2008/01/07


Estaduzunidificando Einstein

Eu travo uma luta solitária contra o endeusamento de Albert Einstein, e seu tratamento como pop-star e ícone único da ciência.

Outro dia peguei pra ler um pedaço duma biografia dele que saiu. Achei bacana, e me fez pensar se às vezes não pego um pouco pesado demais com o velho Beto.

Eu gosto de meter o malho nele seguindo minha teoria de que ele e Newton possuíam um mau-hábito (vício?) de escrever mal, e ainda não dizerem bem de onde tiraram suas idéias, e enfim, não se importar com toda a parte "social" da ciência, criando uma imagem de serem gênios inescrutáveis ao serem cientistas desajeitados.

O livro me fez ver um pouco que no caso do Einstein, além dessa questão do gênio inescrutável, existe ainda uma outra coisa, que é o lance pop-star, que é separado. É o lance Marilyn Monroe/Elvis... Aí que reparei que é MAIS Marilyn Monroe/Elvis do que parece. É mais forte, porque na verdade Einstein passou por todo um processo de estaduzunidificação quando ele foi pros EUA devido à WWII!
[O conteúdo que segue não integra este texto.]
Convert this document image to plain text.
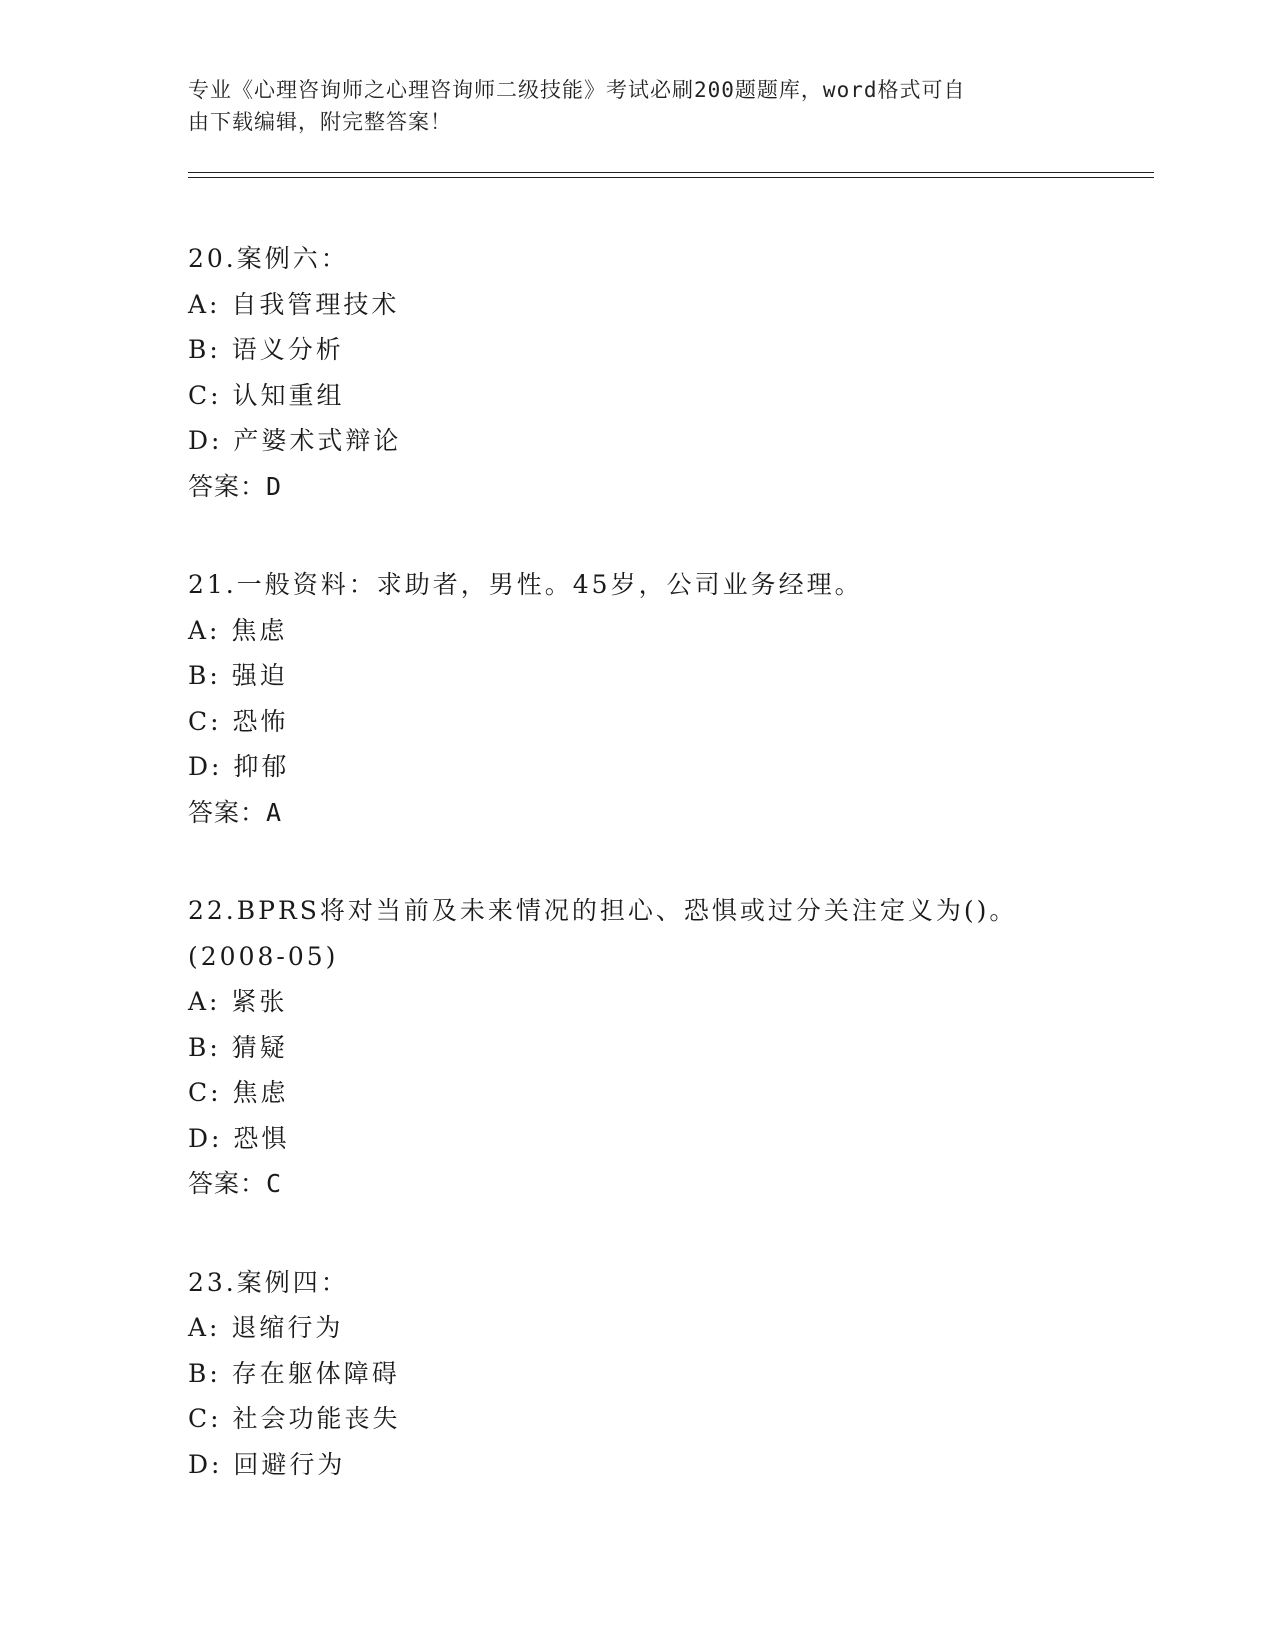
专业《心理咨询师之心理咨询师二级技能》考试必刷200题题库，word格式可自
由下载编辑，附完整答案！

20.案例六：

A: 自我管理技术

B: 语义分析

C: 认知重组

D: 产婆术式辩论

答案：D

21.一般资料：求助者，男性。45岁，公司业务经理。

A: 焦虑

B: 强迫

C: 恐怖

D: 抑郁

答案：A

22.BPRS将对当前及未来情况的担心、恐惧或过分关注定义为()。

(2008-05)

A: 紧张

B: 猜疑

C: 焦虑

D: 恐惧

答案：C

23.案例四：

A: 退缩行为

B: 存在躯体障碍

C: 社会功能丧失

D: 回避行为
Apesar de já ser meio que perseguido pela imprensa ingênua e sensacionalista desde quando foi pros EUA lá pros anos 1930, a famosa foto dele mostrando a língua é de 1951. Todo o espírito que depois veio a criar os mencionados ícones pop já estava lá. Essa coisa que as pessoas tem com o Einstein tem muito a ver com isso, portanto, e essa minha coisa com o Einstein tem a ver com essa raiva que eu já tinha com isso. Mais uma vez, duas idéias que eu tinha que são na verdade uma só. A melhor coisa do mundo é descobrir que dois certos conceitos são na verdade o mesmo! :)


GOTO o_chuveiro;

Um famoso debate no mundo da computação é entre aqueles que são "contra" e "a favor" da instrução GOTO. Este debate nunca fez muito sentido pra mim. A instrução GOTO é o cerne de toda a computação, mas é óbvio que é freqüentemente mais útil programar pensando em estruturas como um "for"... Só entendi a briga agora que li aquela carta do Dijkstra que dizem ter inaugurado a polêmica. Esta carta é sempre citada, mas foi raramente lida de fato, fazendo-a sofrer da mesma "síndrome do Necronomicon" que afeta por exemplo o livro Perceptrons de Minsky.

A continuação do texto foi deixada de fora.